—Estamos llegando.

Y señaló hacia el fondo de la calle una casa pequeña con carcomido balcón de madera sustentado por columnas. Un galgo viejo que dormitaba en el umbral gruñó al vernos llegar y permaneció echado. El zaguán era oscuro, lleno de ese olor que esparce la yerba en el pesebre y el vaho del ganado. Subimos a tientas la escalera que temblaba bajo nuestros pasos: Ya en lo alto, el exclaustrado llamó tirando de la cadena que colgaba a un lado de la puerta, y allá dentro bailoteó una esquila clueca. Se oyeron pasos y la voz del ama que refunfuña:

—¡Vaya una manera de llamar!... ¿Qué se ofrece?

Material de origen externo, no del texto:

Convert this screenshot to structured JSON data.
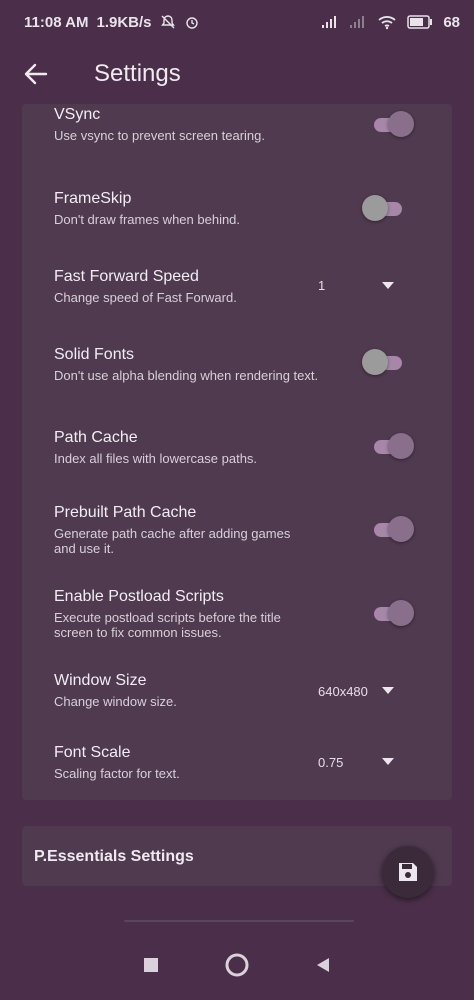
{
  "status_bar": {
    "time": "11:08 AM",
    "speed": "1.9KB/s",
    "battery": "68"
  },
  "app_bar": {
    "title": "Settings"
  },
  "settings": [
    {
      "title": "VSync",
      "subtitle": "Use vsync to prevent screen tearing.",
      "control": "toggle",
      "on": true
    },
    {
      "title": "FrameSkip",
      "subtitle": "Don't draw frames when behind.",
      "control": "toggle",
      "on": false
    },
    {
      "title": "Fast Forward Speed",
      "subtitle": "Change speed of Fast Forward.",
      "control": "dropdown",
      "value": "1"
    },
    {
      "title": "Solid Fonts",
      "subtitle": "Don't use alpha blending when rendering text.",
      "control": "toggle",
      "on": false
    },
    {
      "title": "Path Cache",
      "subtitle": "Index all files with lowercase paths.",
      "control": "toggle",
      "on": true
    },
    {
      "title": "Prebuilt Path Cache",
      "subtitle": "Generate path cache after adding games and use it.",
      "control": "toggle",
      "on": true
    },
    {
      "title": "Enable Postload Scripts",
      "subtitle": "Execute postload scripts before the title screen to fix common issues.",
      "control": "toggle",
      "on": true
    },
    {
      "title": "Window Size",
      "subtitle": "Change window size.",
      "control": "dropdown",
      "value": "640x480"
    },
    {
      "title": "Font Scale",
      "subtitle": "Scaling factor for text.",
      "control": "dropdown",
      "value": "0.75"
    }
  ],
  "section2": {
    "label": "P.Essentials Settings"
  },
  "fab": {
    "icon": "save-icon"
  },
  "nav": {
    "icons": [
      "square-recents-icon",
      "circle-home-icon",
      "triangle-back-icon"
    ]
  }
}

El fraile responde con breve imperio:

—¡Abre!

—¡Ave María!... ¡Cuánta priesa!

Y siguió oyéndose la voz refunfuñona del ama, mientras descorría el cerrojo. El fraile a su vez murmuraba impaciente:

—¡Es inaguantable esta mujer!

Franqueada la puerta, el ama encrespóse más:

—¡Cómo había de venir sin compañía! ¡Tiene tanto de sobra, que necesita traer todos los días quien le ayude a comérselo!